Thank you - John Charmley - 17-12-2007

Dear Kirk,

As always you get to the heart of the matter in the most incisive way. I am much struck by the way in which the western Churches have tried to apprehend God through the intellect, forgetting, at times, that there are other means available to us.

In Christ,


- admin - 18-12-2007

I've been thinking about the right place of the intellect in theology and spirituality. And I don't have answers, but I do have questions. :-)

How do we preserve our theology from being a sterile intellectualism? There must be some element of contemplation which has not been a conspicuous feature of the Western practice of theologising as I was introduced to it.

In some phone conversations with a Coptic friend thinking and talking about the fact that 'One of the Holy Trinity was crucified' it seems to me that I just about made a beginning in making this thought the basis of contemplation rather than an intellectual proposition.

Does anyone have any pointers for reading on a more spiritual way of doing theology? Both in the Fathers and from modern writers.


More questions - John Charmley - 18-12-2007

Dear Peter,

I suspect there are more questions than answers here; but one way I find useful is to read St. Isaac of Nineveh, whose writings do make one turn back to prayer, and whose comments always make me mindful of the love of God.

On the Purgatory theme, there is a real distinction here which comes in part from western intellectualism. The Catholics seem unable to accept that His Grace is what will save us; they want the sins 'worked off' in the afterlife. They see our view as 'justification by Grace' - but if we are not justified by His Grace and His redeeming blood, it is hard to see how else we are saved?

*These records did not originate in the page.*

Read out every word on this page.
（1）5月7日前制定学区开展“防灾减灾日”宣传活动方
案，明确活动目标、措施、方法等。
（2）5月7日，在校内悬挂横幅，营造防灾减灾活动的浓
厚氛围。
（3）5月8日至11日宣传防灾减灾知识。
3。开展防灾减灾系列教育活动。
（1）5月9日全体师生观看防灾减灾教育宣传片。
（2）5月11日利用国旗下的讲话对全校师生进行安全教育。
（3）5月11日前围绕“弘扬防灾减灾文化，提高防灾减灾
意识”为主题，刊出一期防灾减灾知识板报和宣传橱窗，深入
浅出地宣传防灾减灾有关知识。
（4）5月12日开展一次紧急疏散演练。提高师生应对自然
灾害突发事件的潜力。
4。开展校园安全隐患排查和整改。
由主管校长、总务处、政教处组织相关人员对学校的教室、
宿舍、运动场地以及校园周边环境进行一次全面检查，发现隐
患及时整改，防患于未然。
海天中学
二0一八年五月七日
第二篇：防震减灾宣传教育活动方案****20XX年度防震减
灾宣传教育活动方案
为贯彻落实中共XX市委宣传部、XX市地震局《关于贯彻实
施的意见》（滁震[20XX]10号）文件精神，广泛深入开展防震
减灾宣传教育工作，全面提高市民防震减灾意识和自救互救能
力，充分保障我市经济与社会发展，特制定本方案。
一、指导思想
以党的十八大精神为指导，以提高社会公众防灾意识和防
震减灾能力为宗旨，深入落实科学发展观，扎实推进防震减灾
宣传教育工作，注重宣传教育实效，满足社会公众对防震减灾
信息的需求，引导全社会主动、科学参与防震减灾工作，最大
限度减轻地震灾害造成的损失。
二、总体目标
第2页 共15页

They seem to be positing an either/or which is absent from our tradition. I have been asked how we would view someone who dies not 'in a state of grace', and was unsure of the question, since we are all sinners and all redeemed through Him. That can look awfully like apocatastasis, but isn't.

In Him,


- marc hanna - 09-04-2009

This is an interesting topic and the perspective which has been shed upon it. The fathers speak of the purifying by fire, but what is this fire, when does it occur and what is it that is burned up. We are taught that when the crop is ready for harvest that the chaff will be thrown into the furnace, but what is this chaff? Is it individual souls? Or can it also be that component of the righteous - that which is in each individual - that fails to gain entry to the kingdom? Where the Catholics believe that we must have a place and time for purification, is not possible that God can do the remaining purification that we could not achieve in our Earthly life? For in our Christian lives we are called by God to participate in our salvation, we do our part and God does the rest: we partake of the sacraments, we follow the commandments, etc. but can we ever earn our salvation? No. God's grace does the rest. Should we then expect this to change when we repose? God is a faithful father, I don't think He's going to renege when our time is complete in this world.